Por Mario Alberto Valderrama Yagué
A propósito de la invasión de USA a Venezuela hay que reflexionar sobre la tutela de ese país sobre los estados latinoamericanos. Una tutela que surge desde que ese país dejó de ser colonia inglesa.
Bolívar profetizó la dominación de USA. Pero no fue una corazonada, porque Bolívar fue un hombre extraordinariamente culto y visionario que hizo análisis de las fortalezas y debilidades de la dirigencia de estos pueblos. Cuando aceptó la idea de una monarquía constitucional no fue por hacernos daño sino porque creía que así nos ayudaría a crecer políticamente y mitigar el caos político e institucional que hemos soportado por largos 200 años.
USA asumió ese rol y lo ha mantenido. Nos estima naciones mediocres, que estas tierras y riquezas les pertenece, si las necesita, las reclama por las buenas o por la fuerza.
Han habido algunos dirigentes anti norteamericanos pero han sucumbido ante el poder de USA. Cuando se apoderó de Panamá surgió una dirigencia nacionalista que protestó, así como lo hace Petro ahora.
En la obra La Modernización en Colombia del historiador norteamericano James D. Henderson, el autor relata que Laureano era antinorteamericano, no aceptaba la pérdida de Panamá, el embajador de USA lo llamó al orden y como seguía oponiéndose a los intereses de USA, entonces lo presionaron no suministrándole papel para su periódico El Siglo y así le bajaron la cabeza.
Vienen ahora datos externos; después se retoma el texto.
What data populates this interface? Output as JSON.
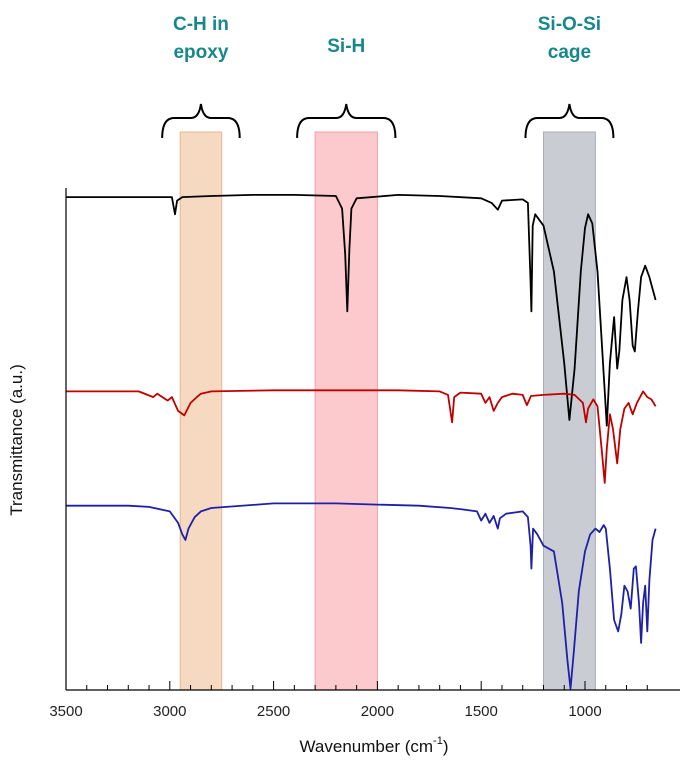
{
  "chart_data": {
    "type": "line",
    "xlabel": "Wavenumber (cm",
    "xlabel_superscript": "-1",
    "xlabel_suffix": ")",
    "ylabel": "Transmittance (a.u.)",
    "xlim": [
      3500,
      650
    ],
    "x_reversed": true,
    "x_ticks": [
      3500,
      3000,
      2500,
      2000,
      1500,
      1000
    ],
    "y_ticks_shown": false,
    "grid": false,
    "legend": "none",
    "colors": {
      "region_label": "#17878c",
      "ch_band": "#f5d9c0",
      "sih_band": "#fcc9cc",
      "siosi_band": "#c9cdd3",
      "axis": "#000000"
    },
    "highlight_regions": [
      {
        "label_lines": [
          "C-H in",
          "epoxy"
        ],
        "x_range": [
          2950,
          2750
        ]
      },
      {
        "label_lines": [
          "Si-H"
        ],
        "x_range": [
          2300,
          2000
        ]
      },
      {
        "label_lines": [
          "Si-O-Si",
          "cage"
        ],
        "x_range": [
          1200,
          950
        ]
      }
    ],
    "series": [
      {
        "color": "#000000",
        "baseline": 2.85,
        "points": [
          [
            3500,
            2.85
          ],
          [
            3300,
            2.85
          ],
          [
            3100,
            2.85
          ],
          [
            2990,
            2.85
          ],
          [
            2975,
            2.7
          ],
          [
            2965,
            2.82
          ],
          [
            2940,
            2.85
          ],
          [
            2800,
            2.86
          ],
          [
            2600,
            2.87
          ],
          [
            2400,
            2.87
          ],
          [
            2200,
            2.86
          ],
          [
            2170,
            2.75
          ],
          [
            2155,
            2.35
          ],
          [
            2145,
            1.85
          ],
          [
            2135,
            2.4
          ],
          [
            2125,
            2.75
          ],
          [
            2100,
            2.84
          ],
          [
            1900,
            2.87
          ],
          [
            1700,
            2.86
          ],
          [
            1500,
            2.84
          ],
          [
            1450,
            2.8
          ],
          [
            1420,
            2.74
          ],
          [
            1400,
            2.82
          ],
          [
            1300,
            2.83
          ],
          [
            1275,
            2.8
          ],
          [
            1262,
            2.1
          ],
          [
            1258,
            1.85
          ],
          [
            1252,
            2.6
          ],
          [
            1240,
            2.7
          ],
          [
            1200,
            2.6
          ],
          [
            1150,
            2.2
          ],
          [
            1100,
            1.4
          ],
          [
            1075,
            0.9
          ],
          [
            1050,
            1.35
          ],
          [
            1020,
            2.2
          ],
          [
            1000,
            2.58
          ],
          [
            985,
            2.7
          ],
          [
            965,
            2.62
          ],
          [
            940,
            2.2
          ],
          [
            910,
            1.3
          ],
          [
            895,
            0.85
          ],
          [
            880,
            1.4
          ],
          [
            860,
            1.8
          ],
          [
            845,
            1.35
          ],
          [
            835,
            1.5
          ],
          [
            820,
            1.95
          ],
          [
            800,
            2.15
          ],
          [
            785,
            1.95
          ],
          [
            770,
            1.55
          ],
          [
            760,
            1.5
          ],
          [
            745,
            1.85
          ],
          [
            730,
            2.15
          ],
          [
            710,
            2.25
          ],
          [
            690,
            2.15
          ],
          [
            675,
            2.05
          ],
          [
            660,
            1.95
          ]
        ]
      },
      {
        "color": "#c00000",
        "baseline": 1.15,
        "points": [
          [
            3500,
            1.15
          ],
          [
            3150,
            1.15
          ],
          [
            3080,
            1.1
          ],
          [
            3060,
            1.13
          ],
          [
            3010,
            1.07
          ],
          [
            2990,
            1.1
          ],
          [
            2960,
            0.98
          ],
          [
            2930,
            0.94
          ],
          [
            2900,
            1.05
          ],
          [
            2870,
            1.1
          ],
          [
            2850,
            1.13
          ],
          [
            2800,
            1.15
          ],
          [
            2500,
            1.16
          ],
          [
            2200,
            1.16
          ],
          [
            1900,
            1.16
          ],
          [
            1700,
            1.15
          ],
          [
            1660,
            1.12
          ],
          [
            1640,
            0.88
          ],
          [
            1630,
            1.1
          ],
          [
            1600,
            1.14
          ],
          [
            1500,
            1.13
          ],
          [
            1480,
            1.05
          ],
          [
            1460,
            1.1
          ],
          [
            1440,
            0.98
          ],
          [
            1420,
            1.05
          ],
          [
            1400,
            1.1
          ],
          [
            1350,
            1.13
          ],
          [
            1300,
            1.12
          ],
          [
            1280,
            1.03
          ],
          [
            1260,
            1.11
          ],
          [
            1200,
            1.12
          ],
          [
            1100,
            1.13
          ],
          [
            1050,
            1.12
          ],
          [
            1010,
            1.05
          ],
          [
            995,
            0.88
          ],
          [
            985,
            1.0
          ],
          [
            960,
            1.08
          ],
          [
            940,
            1.02
          ],
          [
            920,
            0.65
          ],
          [
            905,
            0.35
          ],
          [
            895,
            0.65
          ],
          [
            880,
            0.95
          ],
          [
            865,
            0.82
          ],
          [
            845,
            0.52
          ],
          [
            830,
            0.82
          ],
          [
            810,
            1.0
          ],
          [
            790,
            1.05
          ],
          [
            770,
            0.95
          ],
          [
            750,
            1.05
          ],
          [
            720,
            1.15
          ],
          [
            700,
            1.1
          ],
          [
            680,
            1.08
          ],
          [
            660,
            1.02
          ]
        ]
      },
      {
        "color": "#1f1fa8",
        "baseline": 0.15,
        "points": [
          [
            3500,
            0.15
          ],
          [
            3200,
            0.15
          ],
          [
            3100,
            0.14
          ],
          [
            3000,
            0.1
          ],
          [
            2960,
            0.0
          ],
          [
            2940,
            -0.1
          ],
          [
            2925,
            -0.15
          ],
          [
            2910,
            -0.05
          ],
          [
            2880,
            0.05
          ],
          [
            2850,
            0.1
          ],
          [
            2800,
            0.13
          ],
          [
            2500,
            0.17
          ],
          [
            2200,
            0.17
          ],
          [
            2000,
            0.16
          ],
          [
            1800,
            0.15
          ],
          [
            1650,
            0.13
          ],
          [
            1600,
            0.12
          ],
          [
            1520,
            0.1
          ],
          [
            1500,
            0.02
          ],
          [
            1480,
            0.08
          ],
          [
            1460,
            0.0
          ],
          [
            1440,
            0.06
          ],
          [
            1420,
            -0.05
          ],
          [
            1410,
            0.04
          ],
          [
            1380,
            0.08
          ],
          [
            1300,
            0.1
          ],
          [
            1275,
            0.05
          ],
          [
            1262,
            -0.2
          ],
          [
            1258,
            -0.4
          ],
          [
            1250,
            -0.05
          ],
          [
            1230,
            -0.1
          ],
          [
            1200,
            -0.2
          ],
          [
            1150,
            -0.25
          ],
          [
            1110,
            -0.7
          ],
          [
            1085,
            -1.2
          ],
          [
            1070,
            -1.45
          ],
          [
            1055,
            -1.15
          ],
          [
            1030,
            -0.6
          ],
          [
            1000,
            -0.25
          ],
          [
            975,
            -0.1
          ],
          [
            950,
            -0.05
          ],
          [
            930,
            -0.08
          ],
          [
            910,
            -0.02
          ],
          [
            900,
            -0.05
          ],
          [
            880,
            -0.4
          ],
          [
            860,
            -0.85
          ],
          [
            840,
            -0.95
          ],
          [
            825,
            -0.8
          ],
          [
            810,
            -0.55
          ],
          [
            795,
            -0.6
          ],
          [
            780,
            -0.75
          ],
          [
            765,
            -0.4
          ],
          [
            755,
            -0.38
          ],
          [
            740,
            -0.7
          ],
          [
            730,
            -1.05
          ],
          [
            720,
            -0.7
          ],
          [
            710,
            -0.55
          ],
          [
            700,
            -0.95
          ],
          [
            690,
            -0.5
          ],
          [
            675,
            -0.15
          ],
          [
            660,
            -0.05
          ]
        ]
      }
    ]
  }
}
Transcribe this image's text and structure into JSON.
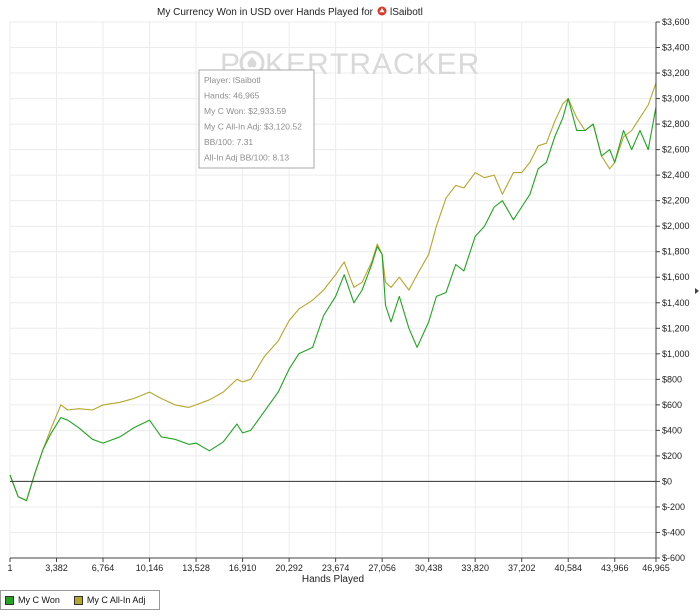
{
  "chart_data": {
    "type": "line",
    "title": "My Currency Won in USD over Hands Played for",
    "player": "lSaibotl",
    "xlabel": "Hands Played",
    "ylabel": "",
    "x_ticks": [
      "1",
      "3,382",
      "6,764",
      "10,146",
      "13,528",
      "16,910",
      "20,292",
      "23,674",
      "27,056",
      "30,438",
      "33,820",
      "37,202",
      "40,584",
      "43,966",
      "46,965"
    ],
    "x_tick_values": [
      1,
      3382,
      6764,
      10146,
      13528,
      16910,
      20292,
      23674,
      27056,
      30438,
      33820,
      37202,
      40584,
      43966,
      46965
    ],
    "y_ticks": [
      "$3,600",
      "$3,400",
      "$3,200",
      "$3,000",
      "$2,800",
      "$2,600",
      "$2,400",
      "$2,200",
      "$2,000",
      "$1,800",
      "$1,600",
      "$1,400",
      "$1,200",
      "$1,000",
      "$800",
      "$600",
      "$400",
      "$200",
      "$0",
      "$-200",
      "$-400",
      "$-600"
    ],
    "y_tick_values": [
      3600,
      3400,
      3200,
      3000,
      2800,
      2600,
      2400,
      2200,
      2000,
      1800,
      1600,
      1400,
      1200,
      1000,
      800,
      600,
      400,
      200,
      0,
      -200,
      -400,
      -600
    ],
    "xlim": [
      1,
      46965
    ],
    "ylim": [
      -600,
      3600
    ],
    "grid": true,
    "legend_position": "bottom-left",
    "series": [
      {
        "name": "My C Won",
        "color": "#22a322",
        "x": [
          1,
          600,
          1200,
          1800,
          2400,
          3000,
          3700,
          4200,
          5000,
          6000,
          6764,
          8000,
          9000,
          10146,
          11000,
          12000,
          13000,
          13528,
          14500,
          15500,
          16500,
          16910,
          17500,
          18500,
          19500,
          20292,
          21000,
          22000,
          22800,
          23674,
          24300,
          25000,
          25600,
          26300,
          26700,
          27056,
          27300,
          27700,
          28300,
          29000,
          29600,
          30438,
          31000,
          31700,
          32400,
          33000,
          33820,
          34500,
          35200,
          35800,
          36600,
          37202,
          37800,
          38400,
          39000,
          39600,
          40200,
          40584,
          41200,
          41800,
          42400,
          43000,
          43600,
          43966,
          44600,
          45200,
          45800,
          46400,
          46965
        ],
        "y": [
          50,
          -120,
          -150,
          60,
          250,
          380,
          500,
          480,
          420,
          330,
          300,
          350,
          420,
          480,
          350,
          330,
          290,
          300,
          240,
          310,
          450,
          380,
          400,
          550,
          700,
          880,
          1000,
          1050,
          1300,
          1450,
          1620,
          1400,
          1500,
          1700,
          1840,
          1780,
          1380,
          1250,
          1450,
          1200,
          1050,
          1250,
          1450,
          1480,
          1700,
          1650,
          1920,
          2000,
          2150,
          2200,
          2050,
          2150,
          2250,
          2450,
          2500,
          2700,
          2850,
          3000,
          2750,
          2750,
          2800,
          2550,
          2600,
          2500,
          2750,
          2600,
          2750,
          2600,
          2934
        ]
      },
      {
        "name": "My C All-In Adj",
        "color": "#b5a62c",
        "x": [
          1,
          600,
          1200,
          1800,
          2400,
          3000,
          3700,
          4200,
          5000,
          6000,
          6764,
          8000,
          9000,
          10146,
          11000,
          12000,
          13000,
          13528,
          14500,
          15500,
          16500,
          16910,
          17500,
          18500,
          19500,
          20292,
          21000,
          22000,
          22800,
          23674,
          24300,
          25000,
          25600,
          26300,
          26700,
          27056,
          27300,
          27700,
          28300,
          29000,
          29600,
          30438,
          31000,
          31700,
          32400,
          33000,
          33820,
          34500,
          35200,
          35800,
          36600,
          37202,
          37800,
          38400,
          39000,
          39600,
          40200,
          40584,
          41200,
          41800,
          42400,
          43000,
          43600,
          43966,
          44600,
          45200,
          45800,
          46400,
          46965
        ],
        "y": [
          50,
          -120,
          -150,
          60,
          250,
          420,
          600,
          560,
          570,
          560,
          600,
          620,
          650,
          700,
          650,
          600,
          580,
          600,
          640,
          700,
          800,
          780,
          800,
          980,
          1100,
          1260,
          1350,
          1420,
          1500,
          1620,
          1720,
          1520,
          1560,
          1720,
          1860,
          1780,
          1560,
          1520,
          1600,
          1500,
          1620,
          1780,
          2000,
          2220,
          2320,
          2300,
          2420,
          2380,
          2400,
          2250,
          2420,
          2420,
          2500,
          2630,
          2650,
          2820,
          2960,
          3000,
          2850,
          2750,
          2800,
          2550,
          2450,
          2500,
          2700,
          2750,
          2850,
          2950,
          3121
        ]
      }
    ],
    "tooltip": {
      "lines": [
        "Player: lSaibotl",
        "Hands: 46,965",
        "My C Won: $2,933.59",
        "My C All-In Adj: $3,120.52",
        "BB/100: 7.31",
        "All-In Adj BB/100: 8.13"
      ]
    }
  },
  "watermark": {
    "left": "P",
    "mid": "KER",
    "right": "TRACKER"
  },
  "legend": {
    "won_label": "My C Won",
    "adj_label": "My C All-In Adj"
  }
}
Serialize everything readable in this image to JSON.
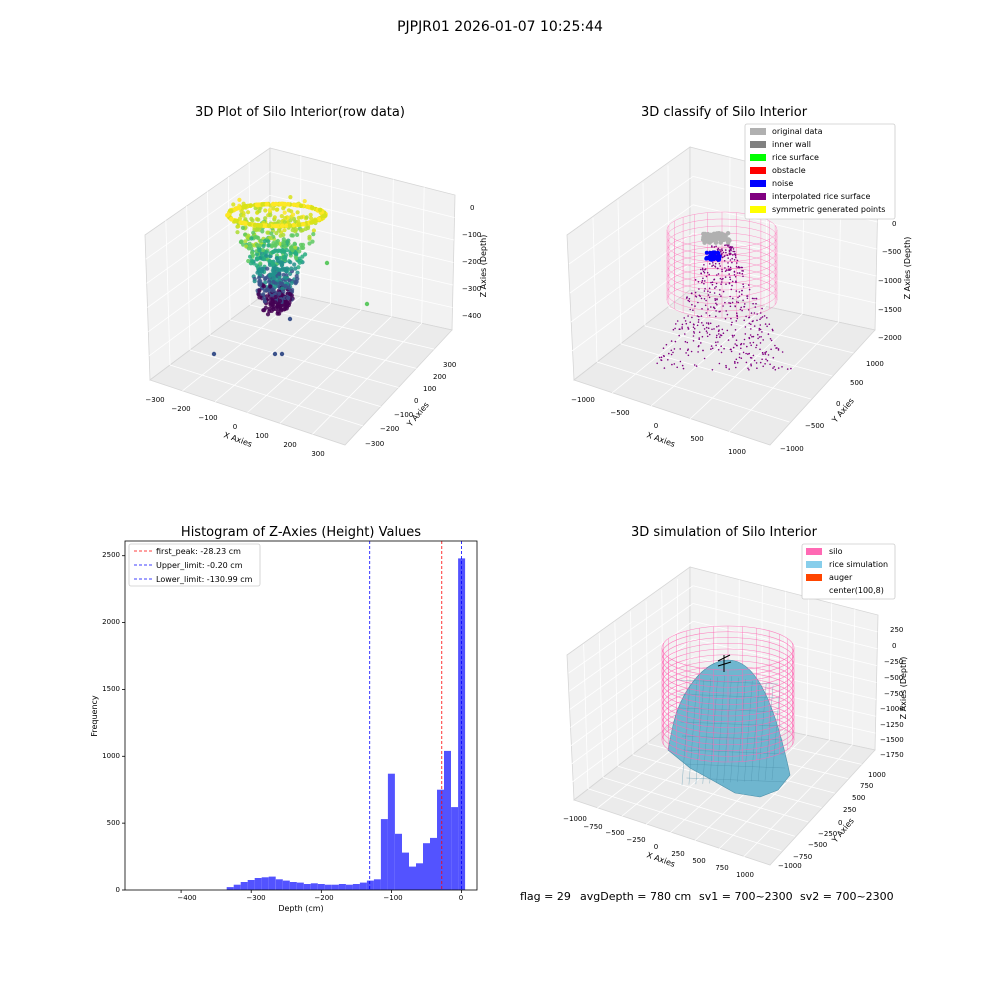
{
  "figure": {
    "suptitle": "PJPJR01 2026-01-07 10:25:44",
    "footer": {
      "flag": "flag = 29",
      "avg_depth": "avgDepth = 780 cm",
      "sv1": "sv1 = 700~2300",
      "sv2": "sv2 = 700~2300"
    }
  },
  "colors": {
    "original_data": "#b0b0b0",
    "inner_wall": "#808080",
    "rice_surface": "#00ff00",
    "obstacle": "#ff0000",
    "noise": "#0000ff",
    "interpolated": "#800080",
    "symmetric": "#ffff00",
    "silo": "#ff69b4",
    "rice_sim": "#87ceeb",
    "auger": "#ff4500",
    "hist_bar": "#4a4aff"
  },
  "chart_data": [
    {
      "type": "scatter",
      "title": "3D Plot of Silo Interior(row data)",
      "xlabel": "X Axies",
      "ylabel": "Y Axies",
      "zlabel": "Z Axies (Depth)",
      "x_ticks": [
        "−300",
        "−200",
        "−100",
        "0",
        "100",
        "200",
        "300"
      ],
      "y_ticks": [
        "−300",
        "−200",
        "−100",
        "0",
        "100",
        "200",
        "300"
      ],
      "z_ticks": [
        "0",
        "−100",
        "−200",
        "−300",
        "−400"
      ]
    },
    {
      "type": "scatter",
      "title": "3D classify of Silo Interior",
      "xlabel": "X Axies",
      "ylabel": "Y Axies",
      "zlabel": "Z Axies (Depth)",
      "x_ticks": [
        "−1000",
        "−500",
        "0",
        "500",
        "1000"
      ],
      "y_ticks": [
        "−1000",
        "−500",
        "0",
        "500",
        "1000"
      ],
      "z_ticks": [
        "0",
        "−500",
        "−1000",
        "−1500",
        "−2000"
      ],
      "legend": [
        "original data",
        "inner wall",
        "rice surface",
        "obstacle",
        "noise",
        "interpolated rice surface",
        "symmetric generated points"
      ]
    },
    {
      "type": "bar",
      "title": "Histogram of Z-Axies (Height) Values",
      "xlabel": "Depth (cm)",
      "ylabel": "Frequency",
      "xlim": [
        -480,
        22
      ],
      "ylim": [
        0,
        2610
      ],
      "x_ticks": [
        "−400",
        "−300",
        "−200",
        "−100",
        "0"
      ],
      "y_ticks": [
        "0",
        "500",
        "1000",
        "1500",
        "2000",
        "2500"
      ],
      "bin_width": 10,
      "bins": [
        [
          -330,
          22
        ],
        [
          -320,
          40
        ],
        [
          -310,
          60
        ],
        [
          -300,
          75
        ],
        [
          -290,
          90
        ],
        [
          -280,
          95
        ],
        [
          -270,
          100
        ],
        [
          -260,
          80
        ],
        [
          -250,
          70
        ],
        [
          -240,
          60
        ],
        [
          -230,
          55
        ],
        [
          -220,
          45
        ],
        [
          -210,
          50
        ],
        [
          -200,
          45
        ],
        [
          -190,
          40
        ],
        [
          -180,
          40
        ],
        [
          -170,
          45
        ],
        [
          -160,
          40
        ],
        [
          -150,
          45
        ],
        [
          -140,
          55
        ],
        [
          -130,
          70
        ],
        [
          -120,
          80
        ],
        [
          -110,
          530
        ],
        [
          -100,
          870
        ],
        [
          -90,
          420
        ],
        [
          -80,
          280
        ],
        [
          -70,
          175
        ],
        [
          -60,
          200
        ],
        [
          -50,
          350
        ],
        [
          -40,
          390
        ],
        [
          -30,
          750
        ],
        [
          -20,
          1040
        ],
        [
          -10,
          620
        ],
        [
          0,
          2480
        ]
      ],
      "lines": [
        {
          "label": "first_peak: -28.23 cm",
          "x": -28.23,
          "color": "#ff0000"
        },
        {
          "label": "Upper_limit: -0.20 cm",
          "x": -0.2,
          "color": "#0000ff"
        },
        {
          "label": "Lower_limit: -130.99 cm",
          "x": -130.99,
          "color": "#0000ff"
        }
      ]
    },
    {
      "type": "scatter",
      "title": "3D simulation of Silo Interior",
      "xlabel": "X Axies",
      "ylabel": "Y Axies",
      "zlabel": "Z Axies (Depth)",
      "x_ticks": [
        "−1000",
        "−750",
        "−500",
        "−250",
        "0",
        "250",
        "500",
        "750",
        "1000"
      ],
      "y_ticks": [
        "−1000",
        "−750",
        "−500",
        "−250",
        "0",
        "250",
        "500",
        "750",
        "1000"
      ],
      "z_ticks": [
        "250",
        "0",
        "−250",
        "−500",
        "−750",
        "−1000",
        "−1250",
        "−1500",
        "−1750"
      ],
      "legend": [
        "silo",
        "rice simulation",
        "auger",
        "center(100,8)"
      ]
    }
  ]
}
El filósofo Fernando González, contemporáneo de Laureano, en su obra Los Negroides exalta el poder norteamericano sobre estos pueblos, porque estima que somos pueblos que nos falta personalidad. Para González, los dos únicos personajes en nuestra historia que han tenido personalidad han sido Bolívar y el dictador Gómez en Venezuela.
También dice que los pueblos que tienen personalidad en suramericana son Venezuela y Ecuador.
Después de ver lo sucedido en Venezuela y la reacción de América Latina frente a tan mayúsculo atropello, se podría concluir que no tenemos escapatoria. Venezuela fue atacada, se llevaron a Maduro, y no hubo reacción militar. Ecuador está gobernada por un norteamericano.
En conclusión, nuestra bronca seguirá siendo ahogada por el poder de USA mientras en América Latina no surja un titán de la personalidad de Bolívar.